Wie man an den einzelnen Beispiele sieht, hat Erotik, die in Indien immer noch ein Tabuthema ist, seit Anfang unserer Kulturgeschichte und Religion Wurzel geschlagen. Die Toleranz in Bezug auf Mode, Ausgehen, Partnerschaften, Freizügigkeit und gar Kastenwesen und andere Lebenssituationen sind reformierter geworden, jedoch sind aus einem bestimmten Scharmgefühlen und Respekt der aufeinandertreffenden Generationen Gespräche über Sex stets ein Tabuthema. Viele Elternpaare würden das Reden über Sex mit den Kindern für unmoralisch erklären. Da jedoch viele Elternpaare in ihrer Mentalität gefangen sind , würden sie das Aufklären gar für unwichtig erklären. Diese Haltung ist seit Generationen unverändert geblieben. Betrachtet man die zunehmende Aidsrate in Indien, so ist es mit Schrecken und zugleich mit Bedauern festzustellen, dass die eigentliche Ursache der Mangel an Aufklärung ist.

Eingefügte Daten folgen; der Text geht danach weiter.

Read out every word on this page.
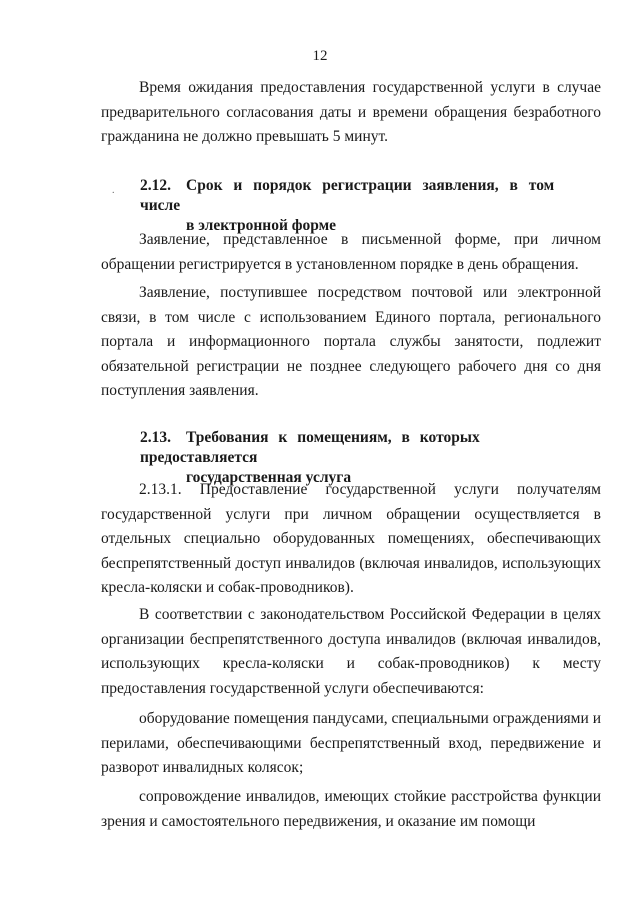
12

Время ожидания предоставления государственной услуги в случае предварительного согласования даты и времени обращения безработного гражданина не должно превышать 5 минут.

. 2.12. Срок и порядок регистрации заявления, в том числе
в электронной форме

Заявление, представленное в письменной форме, при личном обращении регистрируется в установленном порядке в день обращения.

Заявление, поступившее посредством почтовой или электронной связи, в том числе с использованием Единого портала, регионального портала и информационного портала службы занятости, подлежит обязательной регистрации не позднее следующего рабочего дня со дня поступления заявления.

2.13. Требования к помещениям, в которых предоставляется
государственная услуга

2.13.1. Предоставление государственной услуги получателям государственной услуги при личном обращении осуществляется в отдельных специально оборудованных помещениях, обеспечивающих беспрепятственный доступ инвалидов (включая инвалидов, использующих кресла-коляски и собак-проводников).

В соответствии с законодательством Российской Федерации в целях организации беспрепятственного доступа инвалидов (включая инвалидов, использующих кресла-коляски и собак-проводников) к месту предоставления государственной услуги обеспечиваются:

оборудование помещения пандусами, специальными ограждениями и перилами, обеспечивающими беспрепятственный вход, передвижение и разворот инвалидных колясок;

сопровождение инвалидов, имеющих стойкие расстройства функции зрения и самостоятельного передвижения, и оказание им помощи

Wie würde euer Verhalten aussehen? Welches Fazit und welche Konsequenz würdet ihr ziehen? Würde man als ein „integrierter“ Mensch offensiv handeln und die alt ansässige indische „Moral“ und „Mentalität“ revidieren? Würdet ihr sichtlich der genannten Beispiele die Moral als „falschen Respekt“ bezeichnen ? Ist man als Deutscher -Inder integriert genug, um sich mit seinen Kindern über die Folgen einer Immunschwäche wie AIDS zu unterhalten und sie entsprechend aufzuklären?